Das «Haustürgeschäft» sei eine teure Sache für die Logistiker, weil viele Adressaten tagsüber nicht da seien und der Paketbote dann beim Nachbarn klopfen müsse. Paketboxen würden die Arbeitszeit pro Übergabe reduzieren und dadurch in absehbarer Zeit die Investitionskosten für die Anlagen ausgleichen. Die Corona-Pandemie gebe Übergabepunkten ohne Kontakt zu anderen Menschen zusätzlichen Schub, schließlich wollten viele Adressaten den direkten Kontakt mit Paketboten vor ihrer Haustür meiden, sagt Schocke.

Allerdings bemängelt der Wissenschaftler, dass die Deutsche Post DHL bei ihren Packstationen einen Alleingang macht, anstatt sich auf anbieterneutrale Anlagen mit den Wettbewerbern einzulassen. «Der Platz für solche Stationen an den richtigen Orten ist begrenzt», so der Professor. «Der Kunde will sein Paket haben bei der Abholstation in nächster Nähe – ihm ist es egal, von welchem Anbieter die ist.»

Schocke und andere Wissenschaftler von der Frankfurt University of Applied Sciences haben unlängst das Forschungsprojekt «Dein Depot» durchgeführt, in dessen Rahmen rund 2000 Bundesbürger nach ihrer Haltung zu anbieterneutralen Paketabholstationen befragt wurden. 60 Prozent gaben an, dass sie so ein Angebot nutzen würden.
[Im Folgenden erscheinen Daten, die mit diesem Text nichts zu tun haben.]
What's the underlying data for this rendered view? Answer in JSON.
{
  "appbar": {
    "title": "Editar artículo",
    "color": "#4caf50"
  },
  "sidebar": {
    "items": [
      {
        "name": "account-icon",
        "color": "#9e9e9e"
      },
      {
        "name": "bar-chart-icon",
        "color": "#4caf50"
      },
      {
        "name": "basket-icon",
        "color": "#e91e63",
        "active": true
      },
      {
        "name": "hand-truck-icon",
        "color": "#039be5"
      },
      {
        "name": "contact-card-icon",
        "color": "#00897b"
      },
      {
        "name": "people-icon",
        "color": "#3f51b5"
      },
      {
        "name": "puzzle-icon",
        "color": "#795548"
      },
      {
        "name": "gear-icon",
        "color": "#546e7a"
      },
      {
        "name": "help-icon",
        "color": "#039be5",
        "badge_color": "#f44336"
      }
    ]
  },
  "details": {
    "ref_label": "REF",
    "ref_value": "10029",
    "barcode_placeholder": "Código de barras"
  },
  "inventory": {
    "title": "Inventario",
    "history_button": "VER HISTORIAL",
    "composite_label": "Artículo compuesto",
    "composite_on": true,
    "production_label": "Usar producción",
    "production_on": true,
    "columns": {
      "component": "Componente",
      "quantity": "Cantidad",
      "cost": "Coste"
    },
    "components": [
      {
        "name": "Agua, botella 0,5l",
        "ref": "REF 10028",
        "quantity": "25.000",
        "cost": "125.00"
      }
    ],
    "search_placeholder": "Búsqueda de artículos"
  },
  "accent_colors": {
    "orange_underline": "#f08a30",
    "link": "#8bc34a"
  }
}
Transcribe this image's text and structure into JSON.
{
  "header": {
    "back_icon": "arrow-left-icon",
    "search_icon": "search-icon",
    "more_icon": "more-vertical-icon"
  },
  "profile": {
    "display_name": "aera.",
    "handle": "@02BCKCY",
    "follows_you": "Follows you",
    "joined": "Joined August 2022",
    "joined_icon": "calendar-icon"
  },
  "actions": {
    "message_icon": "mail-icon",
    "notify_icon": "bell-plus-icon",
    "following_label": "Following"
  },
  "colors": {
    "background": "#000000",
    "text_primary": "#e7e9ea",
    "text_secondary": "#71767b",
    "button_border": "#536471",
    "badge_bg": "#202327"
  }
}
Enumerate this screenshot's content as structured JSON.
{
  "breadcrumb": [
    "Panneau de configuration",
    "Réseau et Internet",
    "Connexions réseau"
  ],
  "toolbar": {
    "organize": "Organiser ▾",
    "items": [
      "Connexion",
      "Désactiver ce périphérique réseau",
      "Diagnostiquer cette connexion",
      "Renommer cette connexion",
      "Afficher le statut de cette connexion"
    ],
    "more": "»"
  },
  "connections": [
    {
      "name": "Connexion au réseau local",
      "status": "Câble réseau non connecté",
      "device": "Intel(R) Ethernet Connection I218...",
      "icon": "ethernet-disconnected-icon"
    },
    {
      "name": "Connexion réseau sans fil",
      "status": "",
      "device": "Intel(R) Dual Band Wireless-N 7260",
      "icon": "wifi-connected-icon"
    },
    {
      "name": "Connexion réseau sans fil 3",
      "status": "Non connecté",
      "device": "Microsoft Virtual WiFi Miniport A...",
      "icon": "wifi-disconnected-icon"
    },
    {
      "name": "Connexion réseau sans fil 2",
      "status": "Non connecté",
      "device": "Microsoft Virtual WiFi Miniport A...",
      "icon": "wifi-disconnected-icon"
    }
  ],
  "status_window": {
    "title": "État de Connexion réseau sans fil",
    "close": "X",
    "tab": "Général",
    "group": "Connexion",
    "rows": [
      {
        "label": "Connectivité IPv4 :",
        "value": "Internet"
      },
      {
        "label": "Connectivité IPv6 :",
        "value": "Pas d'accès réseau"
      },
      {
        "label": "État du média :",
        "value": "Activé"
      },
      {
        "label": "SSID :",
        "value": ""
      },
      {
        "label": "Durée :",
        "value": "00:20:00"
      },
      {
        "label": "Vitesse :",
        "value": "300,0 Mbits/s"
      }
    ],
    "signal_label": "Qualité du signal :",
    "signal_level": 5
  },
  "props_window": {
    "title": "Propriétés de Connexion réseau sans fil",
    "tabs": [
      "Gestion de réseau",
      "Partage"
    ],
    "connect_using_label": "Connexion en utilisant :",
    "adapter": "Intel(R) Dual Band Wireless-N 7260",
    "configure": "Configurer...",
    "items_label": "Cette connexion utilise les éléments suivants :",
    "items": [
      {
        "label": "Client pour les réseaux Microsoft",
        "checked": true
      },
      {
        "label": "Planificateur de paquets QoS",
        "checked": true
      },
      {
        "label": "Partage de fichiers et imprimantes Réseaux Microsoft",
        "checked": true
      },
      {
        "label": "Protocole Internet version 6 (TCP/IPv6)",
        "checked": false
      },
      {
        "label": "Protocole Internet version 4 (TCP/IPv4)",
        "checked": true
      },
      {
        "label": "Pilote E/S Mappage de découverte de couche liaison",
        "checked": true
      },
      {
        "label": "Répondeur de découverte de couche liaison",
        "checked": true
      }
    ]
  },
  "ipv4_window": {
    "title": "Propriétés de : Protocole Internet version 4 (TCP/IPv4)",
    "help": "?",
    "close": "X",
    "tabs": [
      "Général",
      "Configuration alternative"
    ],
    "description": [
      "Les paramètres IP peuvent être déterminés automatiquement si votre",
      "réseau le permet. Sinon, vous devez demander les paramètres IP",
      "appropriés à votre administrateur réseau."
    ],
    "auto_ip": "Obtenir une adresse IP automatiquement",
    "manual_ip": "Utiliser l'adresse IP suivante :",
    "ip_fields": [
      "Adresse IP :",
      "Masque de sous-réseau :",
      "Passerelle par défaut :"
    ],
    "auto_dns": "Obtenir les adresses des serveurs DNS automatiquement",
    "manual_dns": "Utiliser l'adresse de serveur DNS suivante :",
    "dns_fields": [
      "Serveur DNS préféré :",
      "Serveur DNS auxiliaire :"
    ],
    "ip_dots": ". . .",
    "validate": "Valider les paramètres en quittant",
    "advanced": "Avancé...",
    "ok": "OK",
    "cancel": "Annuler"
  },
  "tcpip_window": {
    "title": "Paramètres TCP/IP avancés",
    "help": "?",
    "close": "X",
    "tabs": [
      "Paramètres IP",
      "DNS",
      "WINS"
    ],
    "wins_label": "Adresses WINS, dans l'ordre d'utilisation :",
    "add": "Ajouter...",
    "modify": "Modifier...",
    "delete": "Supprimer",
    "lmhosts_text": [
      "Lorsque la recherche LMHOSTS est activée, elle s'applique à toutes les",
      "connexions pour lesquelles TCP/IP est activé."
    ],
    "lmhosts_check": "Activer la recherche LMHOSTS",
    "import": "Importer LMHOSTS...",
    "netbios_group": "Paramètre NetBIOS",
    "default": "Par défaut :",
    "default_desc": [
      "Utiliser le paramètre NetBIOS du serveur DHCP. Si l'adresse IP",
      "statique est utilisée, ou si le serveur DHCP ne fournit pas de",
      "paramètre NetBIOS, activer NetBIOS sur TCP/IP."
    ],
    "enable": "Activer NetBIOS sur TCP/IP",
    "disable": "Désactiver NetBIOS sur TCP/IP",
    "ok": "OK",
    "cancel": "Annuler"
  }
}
Von diesen wiederum wären 60 Prozent bereit, Geld für so eine Abholmöglichkeit in nächster Nähe zu bezahlen, und zwar im Schnitt 73 Cent pro Paket. «Das zeigt, dass in der Bevölkerung ein Interesse an einer übergeordneten Branchenlösung vorhanden ist», sagt Schocke.

DPD und Hermes rühren unterdessen weiter die Werbetrommel für ihre Parcellock-Stationen. «Eine anbieterneutrale Lösung ist der richtige Weg», sagt Peter Rey von DPD, einer Tochter der französischen Post. Mit ihrer Forderung nach einer Branchenlösung stoßen die DHL-Konkurrenten in Bonn aber auf taube Ohren – die Deutsche Post DHL geht lieber allein voran. Branchenkenner Schocke hat dafür eine einfache Erklärung: «DHL hat ausreichend Marktmacht, so dass eine Kooperation mit anderen nicht notwendig ist.»